The co-founder of an organization that seeks to exonerate wrongly convicted inmates through DNA testing will deliver the 35th installment of the Martin Bucksbaum Distinguished Lecture Series at Drake University.
Peter Neufeld, co-founder of The Innocence Project, will deliver the free public lecture at 7 p.m. on Tuesday, Oct. 27, in the Drake University Knapp Center. Seating is general admission and tickets are not required.
The Innocence Project is a national non-profit organization that represents hundreds of inmates seeking post-conviction release through DNA testing and pursues institutional reform to identify and address the systemic causes of wrongful convictions.
More than 300 people have been exonerated by DNA testing in the United States, including 18 people who served time on death row. The Innocence Project’s full-time staff attorneys provided direct representation or critical assistance in almost all of those cases, with the assistance of students at the Benjamin N. Cardozo School of Law at Yeshiva University. The wrongly convicted individuals served an average of 14 years in prison before exoneration and release.

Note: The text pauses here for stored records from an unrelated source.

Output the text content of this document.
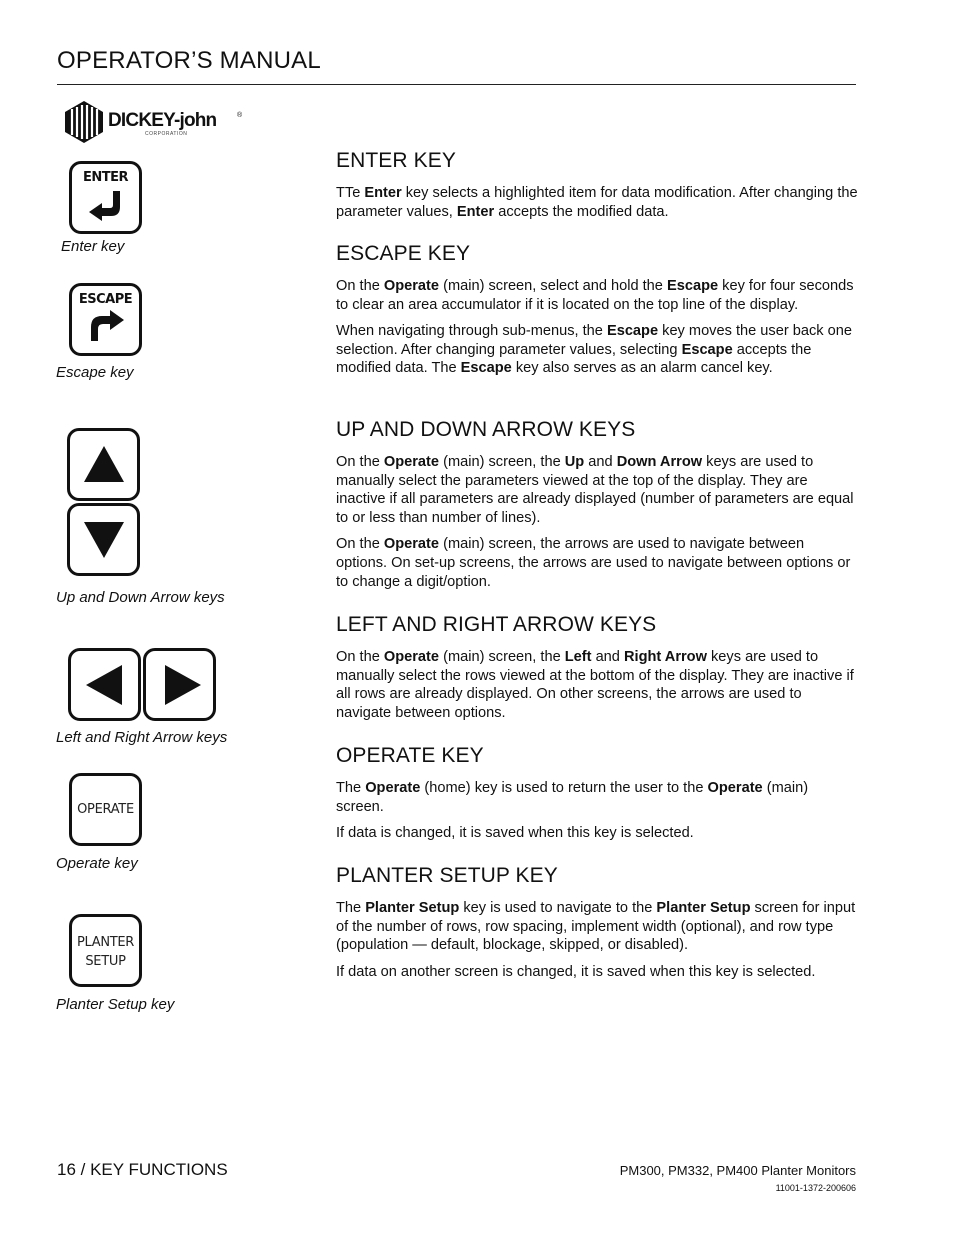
OPERATOR’S MANUAL
DICKEY-john	®
CORPORATION
ENTER
Enter key
ESCAPE
Escape key
Up and Down Arrow keys
Left and Right Arrow keys
OPERATE
Operate key
PLANTER
SETUP
Planter Setup key
ENTER KEY

TTe Enter key selects a highlighted item for data modification. After changing the parameter values, Enter accepts the modified data.

ESCAPE KEY

On the Operate (main) screen, select and hold the Escape key for four seconds to clear an area accumulator if it is located on the top line of the display.

When navigating through sub-menus, the Escape key moves the user back one selection. After changing parameter values, selecting Escape accepts the modified data. The Escape key also serves as an alarm cancel key.

UP AND DOWN ARROW KEYS

On the Operate (main) screen, the Up and Down Arrow keys are used to manually select the parameters viewed at the top of the display. They are inactive if all parameters are already displayed (number of parameters are equal to or less than number of lines).

On the Operate (main) screen, the arrows are used to navigate between options. On set-up screens, the arrows are used to navigate between options or to change a digit/option.

LEFT AND RIGHT ARROW KEYS

On the Operate (main) screen, the Left and Right Arrow keys are used to manually select the rows viewed at the bottom of the display. They are inactive if all rows are already displayed. On other screens, the arrows are used to navigate between options.

OPERATE KEY

The Operate (home) key is used to return the user to the Operate (main) screen.

If data is changed, it is saved when this key is selected.

PLANTER SETUP KEY

The Planter Setup key is used to navigate to the Planter Setup screen for input of the number of rows, row spacing, implement width (optional), and row type (population — default, blockage, skipped, or disabled).

If data on another screen is changed, it is saved when this key is selected.

16 / KEY FUNCTIONS	PM300, PM332, PM400 Planter Monitors
11001-1372-200606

“The increasing public attention to the issues of mandatory sentences and the nation’s level of incarcerations make this an important time to hear more about the work of the Innocence Project,” said Neil Hamilton, professor at Drake Law School. “The number of individuals the Project’s lawyers have helped free from prison makes the group a key player in efforts to improve the justice system in the United States.”
The Innocence Project advocates for more rigorous scientific validation of forensic procedures and other techniques routinely used by law enforcement outlets and prosecutors in criminal justice cases.
Among the first 325 DNA-based exonerations in the United States, eyewitness misidentification was a contributing factor to wrongful convictions in 72 percent of cases. Unverifiable or improper forensics were a contributing factor in 47 percent of cases; false confessions in 27 percent of cases, and the use of informants in 15 percent of cases.
“For years, despite lacking a proper scientific foundation, many forensic practitioners have offered either unvalidated evidence or grossly exaggerated the value of the evidence, particularly in forensic disciplines that examined pattern, impression, and trace evidence, e.g. comparison of bite marks, shoe prints, bullets, and hair,” Neufeld wrote in a March 30 op-ed to The New York Times.
Other contributing factors include government misconduct and bad lawyering, according to the Project.
In addition to working to free wrongly convicted inmates, the Innocence Project also includes a policy department that works to pass laws and implement policies that prevent wrongful conviction; a strategic litigation department that works to improve case law through targeted legal work; and a social work department that supports exonerees as they rebuild their lives post-release.
Neufeld is a partner in the New York civil rights law firm of Neufeld Scheck & Brustin, LLP, where he focuses on constitutional law and police misconduct. When not acting as primary counsel, Neufeld has provided pro bono services to dozens of lawyers representing the accused in death penalty cases. He has lectured and taught students, lawyers, judges, legislators, and scientists on subjects at the intersection of science and criminal justice. Before co-founding the Innocence Project, Neufeld taught trial advocacy at Fordham University Law School.